We think it clear that the system of selective service, with its requirements of forced military service for selectees in general and of the substituted work of national importance for conscientious objectors, would not be operable if claimed harshnesses in detail could be contested by refusing any obedience to the system. Just as the soldier selectee cannot disobey commands, so the conscientious objector cannot refuse to perform his work of national importance even if he thinks he is being underpaid and acts on the basis of conscientious scruples to avoid what he considers the status of contract labor. The upholding of the selective service system as a whole, going back to the Selective Draft Law Cases, 245 U.S. 366, 38 S.Ct. 159, 62 L.Ed. 349, L.R.A.1918C, 361, Ann. Cas.1918B, 856, in World War I, and cases such as United States v. Herling, 2 Cir., 120 F.2d 236, in the last war, including the cases above cited dealing with the provisions concerning conscientious objectors, carries with it the requirement of continued obedience to the established directives. Redress of the defendant’s incidental grievances must be sought in other ways than by disobedience.
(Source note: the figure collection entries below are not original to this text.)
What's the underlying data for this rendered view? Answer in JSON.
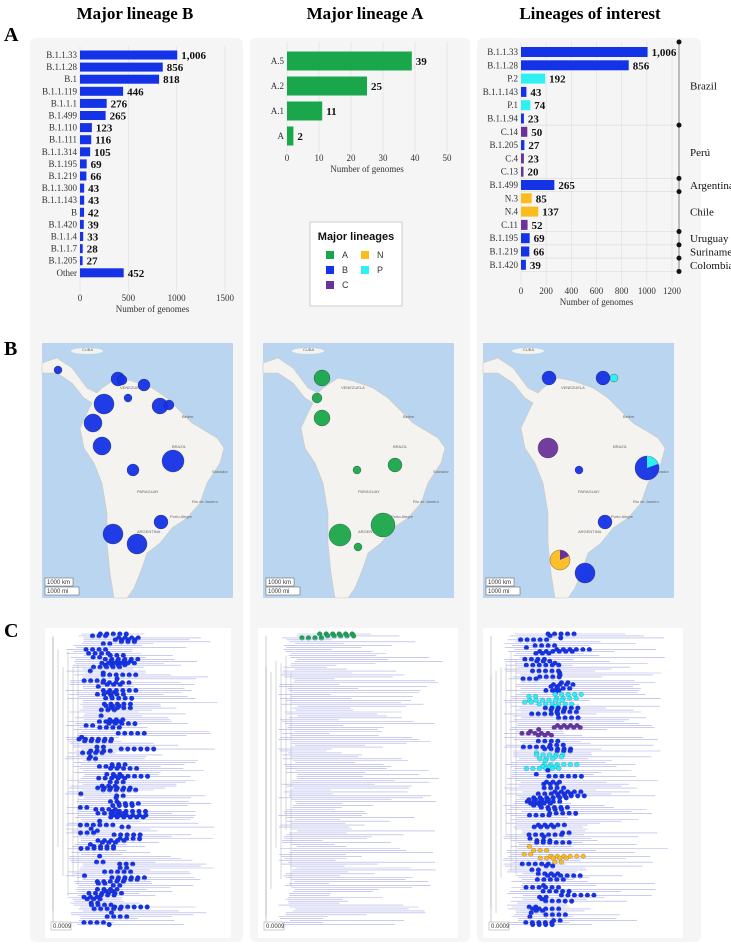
{
  "columns": [
    "Major lineage B",
    "Major lineage A",
    "Lineages of interest"
  ],
  "panel_labels": [
    "A",
    "B",
    "C"
  ],
  "colors": {
    "A": "#1aa64a",
    "B": "#1432e6",
    "C": "#6a3399",
    "N": "#fbbd1e",
    "P": "#2ef0f0",
    "map_sea": "#b9d5ef",
    "map_land": "#f4f3f0",
    "tree_branch": "#a9aee8"
  },
  "legend": {
    "title": "Major lineages",
    "items": [
      {
        "key": "A",
        "label": "A"
      },
      {
        "key": "N",
        "label": "N"
      },
      {
        "key": "B",
        "label": "B"
      },
      {
        "key": "P",
        "label": "P"
      },
      {
        "key": "C",
        "label": "C"
      }
    ]
  },
  "chart_data": [
    {
      "type": "bar",
      "title": "Major lineage B",
      "xlabel": "Number of genomes",
      "xlim": [
        0,
        1500
      ],
      "xticks": [
        "0",
        "500",
        "1000",
        "1500"
      ],
      "categories": [
        "B.1.1.33",
        "B.1.1.28",
        "B.1",
        "B.1.1.119",
        "B.1.1.1",
        "B.1.499",
        "B.1.110",
        "B.1.111",
        "B.1.1.314",
        "B.1.195",
        "B.1.219",
        "B.1.1.300",
        "B.1.1.143",
        "B",
        "B.1.420",
        "B.1.1.4",
        "B.1.1.7",
        "B.1.205",
        "Other"
      ],
      "values": [
        1006,
        856,
        818,
        446,
        276,
        265,
        123,
        116,
        105,
        69,
        66,
        43,
        43,
        42,
        39,
        33,
        28,
        27,
        452
      ],
      "labels": [
        "1,006",
        "856",
        "818",
        "446",
        "276",
        "265",
        "123",
        "116",
        "105",
        "69",
        "66",
        "43",
        "43",
        "42",
        "39",
        "33",
        "28",
        "27",
        "452"
      ],
      "lineage": [
        "B",
        "B",
        "B",
        "B",
        "B",
        "B",
        "B",
        "B",
        "B",
        "B",
        "B",
        "B",
        "B",
        "B",
        "B",
        "B",
        "B",
        "B",
        "B"
      ]
    },
    {
      "type": "bar",
      "title": "Major lineage A",
      "xlabel": "Number of genomes",
      "xlim": [
        0,
        50
      ],
      "xticks": [
        "0",
        "10",
        "20",
        "30",
        "40",
        "50"
      ],
      "categories": [
        "A.5",
        "A.2",
        "A.1",
        "A"
      ],
      "values": [
        39,
        25,
        11,
        2
      ],
      "labels": [
        "39",
        "25",
        "11",
        "2"
      ],
      "lineage": [
        "A",
        "A",
        "A",
        "A"
      ]
    },
    {
      "type": "bar",
      "title": "Lineages of interest",
      "xlabel": "Number of genomes",
      "xlim": [
        0,
        1200
      ],
      "xticks": [
        "0",
        "200",
        "400",
        "600",
        "800",
        "1000",
        "1200"
      ],
      "categories": [
        "B.1.1.33",
        "B.1.1.28",
        "P.2",
        "B.1.1.143",
        "P.1",
        "B.1.1.94",
        "C.14",
        "B.1.205",
        "C.4",
        "C.13",
        "B.1.499",
        "N.3",
        "N.4",
        "C.11",
        "B.1.195",
        "B.1.219",
        "B.1.420"
      ],
      "values": [
        1006,
        856,
        192,
        43,
        74,
        23,
        50,
        27,
        23,
        20,
        265,
        85,
        137,
        52,
        69,
        66,
        39
      ],
      "labels": [
        "1,006",
        "856",
        "192",
        "43",
        "74",
        "23",
        "50",
        "27",
        "23",
        "20",
        "265",
        "85",
        "137",
        "52",
        "69",
        "66",
        "39"
      ],
      "lineage": [
        "B",
        "B",
        "P",
        "B",
        "P",
        "B",
        "C",
        "B",
        "C",
        "C",
        "B",
        "N",
        "N",
        "C",
        "B",
        "B",
        "B"
      ],
      "groups": [
        {
          "country": "Brazil",
          "start": 0,
          "end": 5
        },
        {
          "country": "Perú",
          "start": 6,
          "end": 9
        },
        {
          "country": "Argentina",
          "start": 10,
          "end": 10
        },
        {
          "country": "Chile",
          "start": 11,
          "end": 13
        },
        {
          "country": "Uruguay",
          "start": 14,
          "end": 14
        },
        {
          "country": "Suriname",
          "start": 15,
          "end": 15
        },
        {
          "country": "Colombia",
          "start": 16,
          "end": 16
        }
      ]
    }
  ],
  "maps": {
    "labels": [
      "CUBA",
      "VENEZUELA",
      "BRAZIL",
      "PARAGUAY",
      "ARGENTINA",
      "Belém",
      "Salvador",
      "Rio de Janeiro",
      "Porto Alegre"
    ],
    "scale_km": "1000 km",
    "scale_mi": "1000 mi"
  },
  "trees": {
    "scale": "0.0009"
  }
}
The defendant’s argument took a wide range, so far in fact that we could not always follow it. The claim that the “power to confiscate wages or to conscript labor for the use of private employers” might be used to penalize freedom of religion and speech or to restrict unpopular beliefs assumes that enforcement will actually proceed against the very purpose of the original statute and the regulations. Until such a course is shown, the objection is certainly not valid. The claim that there is discrimination in that the wages thus paid were less than that paid privates in the Army overlooks the after all quite reasonable basis for a different classification of men in actual military service and men doing civilian or farm wdrk even of national importance. On this record we do not see how the district court could have done otherwise than find the defendant guilty of the crime with which he was charged.

Affirmed. 
      
       See also United States ex rel. Zucker v. Osborne, 2 Cir., 147 F.2d 135, certiorari denied 325 U.S. 881, 65 S.Ct. 1574, 89 L.Ed. 1997; Hopper v. United States, 9 Cir., 142 F.2d 181; United States v. Mroz, 7 Cir., 136 F.2d 221, certiorari dismissed Mroz v. United States, 320 U. S. 805, 64 S.Ct. 23, 88 L.Ed. 487; Roodenko v. United States, 10 Cir., 147 F.2d 752, certiorari denied 324 U.S. 860, 65 S.Ct. 867, 89 L.Ed. 1418; United States v. Van Den Berg, 7 Cir., 139 F.2d 654; Weightman v. United States, 1 Cir., 142 F.2d 188; Wolfe v. United States, 6 Cir., 149 F.2d 391; Heflin v. Sanford, 5 Cir., 142 F.2d 798; United States v. Gormly, 7 Cir., 136 F.2d 227, certiorari denied Gormly v. United States, 320 U.S. 753, 64 S.Ct. 60, 88 L.Ed. 448.